MILLONARIO LLEGA SIN AVISAR A LA HORA DEL ALMUERZO… Y NO PUEDE CREER LO QUE VE

El ruido de las llaves al caer sobre el mármol resonó por toda la mansión como un disparo, pero nadie acudió a la puerta. Alejandro frunció el ceño. A esa hora, un martes a mediodía, la casa solía estar vacía, en silencio absoluto, como a él le gustaba. Había vuelto tres horas antes de lo habitual solo para recoger unos documentos olvidados en su despacho y regresar a su oficina de cristal en el centro de la ciudad.

No esperaba encontrar ruido. Mucho menos, vida.

Cruzó el vestíbulo, dejó el maletín sobre una consola y se detuvo al llegar al marco de la puerta del comedor. Lo que vio hizo que la sangre se le helara y, al mismo tiempo, le hirviera en las sienes.

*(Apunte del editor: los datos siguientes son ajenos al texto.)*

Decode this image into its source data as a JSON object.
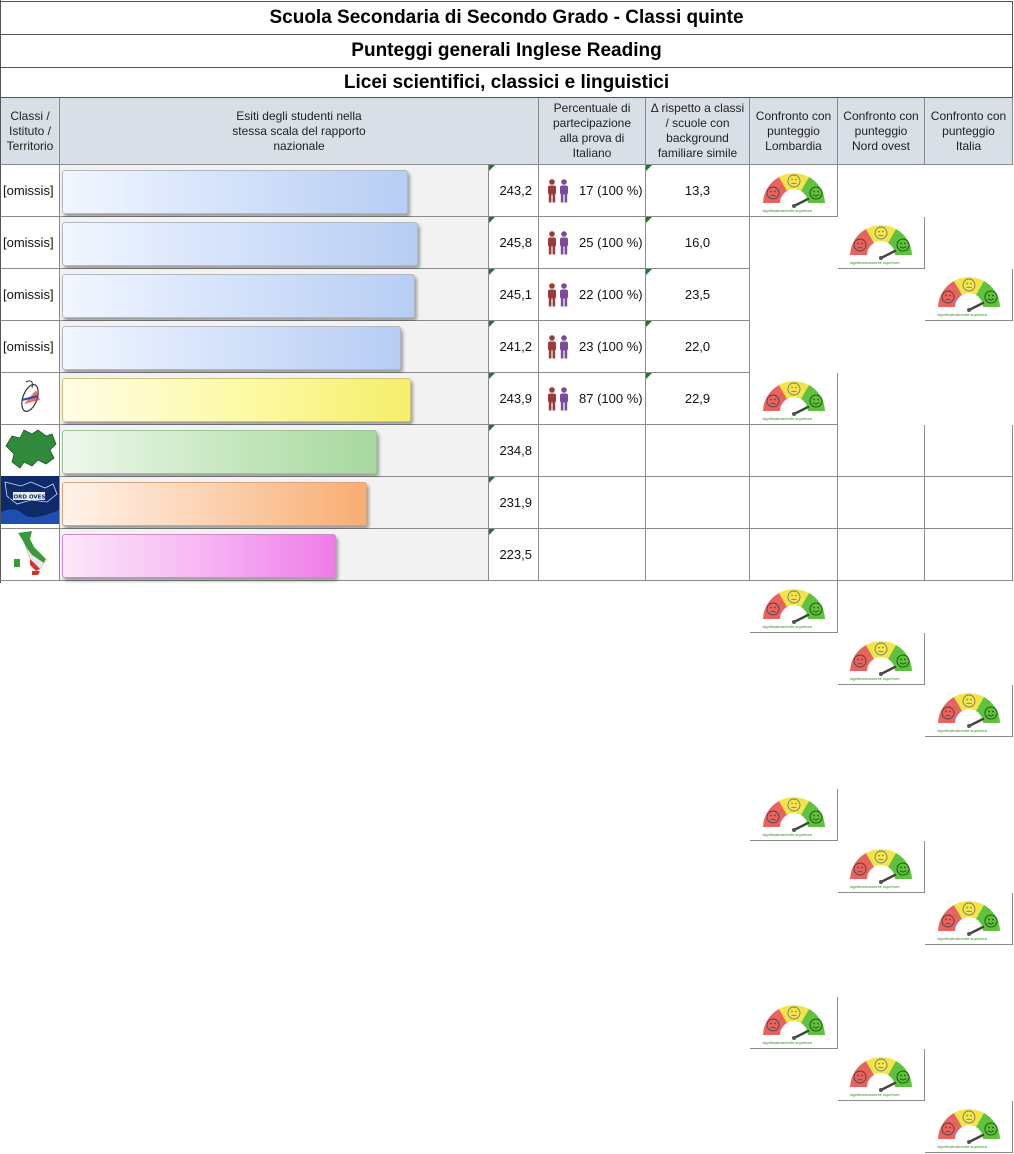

En la mesa de caoba que nadie usaba desde el funeral de su esposa, cinco años atrás, había un almuerzo improvisado. No de chefs, no de platos caros, sino una olla de arroz amarillo, humeante, servida en platos de porcelana carísima.

Y alrededor de la mesa, sentados en las sillas donde antes se acomodaban ministros, banqueros y socios, había cuatro niños pequeños.

Cuatro varones.

Cuatro idénticos.

Elena, la muchacha de servicio de apenas veinte años, estaba allí con su uniforme azul y blanco, pero no estaba limpiando ni puliendo cubiertos. Estaba sentada, con una cuchara en la mano, inclinada sobre ellos.

—Abran grande, mis pajaritos —susurraba—. Hoy hay suficiente para todos.